SDK를 참조해야 하는 모든 파일에 import immersive_reader_sdk를 추가합니다.
.xcodeproj 파일이 아니라 .xcworkspace 파일을 열어 프로젝트를 열어야 합니다.

Microsoft Entra 인증 토큰 획득

필수 구성 요소 섹션의 Microsoft Entra 인증 구성 단계에서 일부 값이 필요합니다. 해당 세션에서 저장한 텍스트 파일을 다시 참조합니다.

TenantId     => Azure subscription TenantId
ClientId     => Microsoft Entra ApplicationId
ClientSecret => Microsoft Entra Application Service Principal password
Subdomain    => Immersive Reader resource subdomain (resource 'Name' if the resource was created in the Azure portal, or 'CustomSubDomain' option if the resource was created with Azure CLI PowerShell. Check the Azure portal for the subdomain on the Endpoint in the resource Overview page, for example, 'https://[SUBDOMAIN].cognitiveservices.azure.com/')

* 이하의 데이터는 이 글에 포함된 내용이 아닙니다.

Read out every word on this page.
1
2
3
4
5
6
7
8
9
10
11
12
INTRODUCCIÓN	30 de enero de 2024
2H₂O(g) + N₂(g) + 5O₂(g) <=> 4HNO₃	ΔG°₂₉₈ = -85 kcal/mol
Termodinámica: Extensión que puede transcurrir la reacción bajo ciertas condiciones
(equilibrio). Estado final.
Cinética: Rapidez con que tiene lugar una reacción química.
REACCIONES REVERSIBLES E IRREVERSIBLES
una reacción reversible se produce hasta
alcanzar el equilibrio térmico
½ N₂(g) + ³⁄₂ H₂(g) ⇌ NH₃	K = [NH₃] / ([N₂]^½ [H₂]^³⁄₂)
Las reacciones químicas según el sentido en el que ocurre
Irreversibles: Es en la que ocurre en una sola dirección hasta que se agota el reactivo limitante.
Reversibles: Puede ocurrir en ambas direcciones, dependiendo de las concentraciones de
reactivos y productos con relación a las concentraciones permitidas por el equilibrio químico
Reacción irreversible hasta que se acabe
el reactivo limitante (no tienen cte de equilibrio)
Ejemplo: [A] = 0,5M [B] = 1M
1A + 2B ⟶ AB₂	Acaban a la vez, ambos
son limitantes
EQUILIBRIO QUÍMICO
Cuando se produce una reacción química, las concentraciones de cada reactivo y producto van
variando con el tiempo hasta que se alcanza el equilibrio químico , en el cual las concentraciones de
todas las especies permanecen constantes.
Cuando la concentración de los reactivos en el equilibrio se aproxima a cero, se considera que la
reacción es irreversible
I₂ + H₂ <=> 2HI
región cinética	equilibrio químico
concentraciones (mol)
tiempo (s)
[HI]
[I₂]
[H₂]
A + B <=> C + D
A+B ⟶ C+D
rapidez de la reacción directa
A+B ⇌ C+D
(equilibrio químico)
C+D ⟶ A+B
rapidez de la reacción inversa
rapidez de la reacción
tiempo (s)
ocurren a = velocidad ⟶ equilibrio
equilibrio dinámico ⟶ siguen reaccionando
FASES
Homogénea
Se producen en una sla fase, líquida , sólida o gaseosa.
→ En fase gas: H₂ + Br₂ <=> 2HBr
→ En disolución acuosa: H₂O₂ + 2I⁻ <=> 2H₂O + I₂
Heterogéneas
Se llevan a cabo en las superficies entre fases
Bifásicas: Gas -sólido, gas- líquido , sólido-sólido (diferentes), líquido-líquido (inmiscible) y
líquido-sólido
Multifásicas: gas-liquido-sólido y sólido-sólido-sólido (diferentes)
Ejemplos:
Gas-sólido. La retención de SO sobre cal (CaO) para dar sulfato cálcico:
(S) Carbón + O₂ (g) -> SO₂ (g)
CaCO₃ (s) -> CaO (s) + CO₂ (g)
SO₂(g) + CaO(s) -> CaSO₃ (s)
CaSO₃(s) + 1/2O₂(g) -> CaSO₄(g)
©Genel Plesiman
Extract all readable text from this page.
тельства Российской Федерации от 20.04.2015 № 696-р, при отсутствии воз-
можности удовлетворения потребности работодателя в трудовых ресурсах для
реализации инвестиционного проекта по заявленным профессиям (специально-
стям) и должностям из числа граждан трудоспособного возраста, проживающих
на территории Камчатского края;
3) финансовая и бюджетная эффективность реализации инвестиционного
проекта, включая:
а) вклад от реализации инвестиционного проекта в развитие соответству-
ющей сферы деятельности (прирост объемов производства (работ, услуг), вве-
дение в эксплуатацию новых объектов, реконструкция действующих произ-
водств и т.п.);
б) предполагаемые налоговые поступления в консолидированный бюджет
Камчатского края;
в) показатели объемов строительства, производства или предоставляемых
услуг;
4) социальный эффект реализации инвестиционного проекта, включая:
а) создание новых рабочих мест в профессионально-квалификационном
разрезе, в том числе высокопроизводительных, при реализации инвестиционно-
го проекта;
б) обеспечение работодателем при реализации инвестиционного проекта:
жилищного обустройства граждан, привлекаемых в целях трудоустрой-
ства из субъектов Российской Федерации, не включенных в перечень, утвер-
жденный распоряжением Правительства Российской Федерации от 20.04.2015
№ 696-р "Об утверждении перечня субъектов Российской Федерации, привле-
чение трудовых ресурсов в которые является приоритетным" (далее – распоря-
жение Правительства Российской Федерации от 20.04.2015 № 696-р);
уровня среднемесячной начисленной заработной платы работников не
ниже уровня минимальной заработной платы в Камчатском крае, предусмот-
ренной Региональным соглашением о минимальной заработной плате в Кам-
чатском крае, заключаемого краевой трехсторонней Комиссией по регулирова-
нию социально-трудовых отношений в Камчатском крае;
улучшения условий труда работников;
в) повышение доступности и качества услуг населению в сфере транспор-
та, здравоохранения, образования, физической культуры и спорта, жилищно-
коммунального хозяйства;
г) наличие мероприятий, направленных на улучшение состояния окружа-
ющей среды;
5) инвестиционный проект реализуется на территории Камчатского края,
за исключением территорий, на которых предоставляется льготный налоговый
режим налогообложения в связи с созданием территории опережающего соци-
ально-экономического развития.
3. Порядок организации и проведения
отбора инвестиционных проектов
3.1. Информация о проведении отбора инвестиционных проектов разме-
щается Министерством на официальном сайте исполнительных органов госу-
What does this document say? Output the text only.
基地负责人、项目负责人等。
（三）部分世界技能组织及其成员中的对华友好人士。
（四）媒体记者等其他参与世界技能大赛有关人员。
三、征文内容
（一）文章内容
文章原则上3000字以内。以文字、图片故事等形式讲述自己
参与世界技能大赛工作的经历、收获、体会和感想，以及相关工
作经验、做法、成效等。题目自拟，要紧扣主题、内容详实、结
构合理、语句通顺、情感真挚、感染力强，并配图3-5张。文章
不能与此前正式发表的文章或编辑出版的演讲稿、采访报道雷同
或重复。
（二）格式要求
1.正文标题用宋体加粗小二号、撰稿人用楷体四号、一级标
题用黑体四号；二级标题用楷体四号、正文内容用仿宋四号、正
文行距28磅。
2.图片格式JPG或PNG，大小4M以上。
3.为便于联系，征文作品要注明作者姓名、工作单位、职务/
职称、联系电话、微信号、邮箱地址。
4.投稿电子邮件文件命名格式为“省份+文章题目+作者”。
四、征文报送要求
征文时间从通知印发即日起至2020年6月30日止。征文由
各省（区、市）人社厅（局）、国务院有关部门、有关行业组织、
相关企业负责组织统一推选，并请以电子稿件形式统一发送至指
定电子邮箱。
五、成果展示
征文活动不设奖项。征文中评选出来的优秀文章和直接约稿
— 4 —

ViewController.swift 파일이 포함된 기본 프로젝트 폴더에서 Constants.swift라는 Swift 클래스 파일을 만듭니다. 클래스를 다음 코드로 바꾸고, 해당하는 경우 값을 추가합니다. 이 파일은 컴퓨터에만 있는 로컬 파일로 보관하고, 공개되지 않아야 하는 비밀이 포함되어 있으므로 원본 제어에 커밋하지 않아야 합니다. 앱에서 비밀을 유지하지 않는 것이 좋습니다. 대신 백 엔드 서비스를 사용하여 비밀을 앱 외부와 디바이스 외부에 보관할 수 있는 토큰을 가져오는 것이 좋습니다. 권한 없는 사용자가 토큰을 획득하여 몰입형 리더 서비스 및 청구에 사용하지 못하도록 백 엔드 API 엔드포인트를 인증 형식(예: OAuth)으로 보호해야 합니다. 이 작업은 이 자습서의 범위를 벗어납니다.

스토리보드 없이 실행되도록 앱 설정

AppDelegate.swift를 열고 파일을 다음 코드로 바꿉니다.

import UIKit

@UIApplicationMain
class AppDelegate: UIResponder, UIApplicationDelegate {
    
    var window: UIWindow?
    
    var navigationController: UINavigationController?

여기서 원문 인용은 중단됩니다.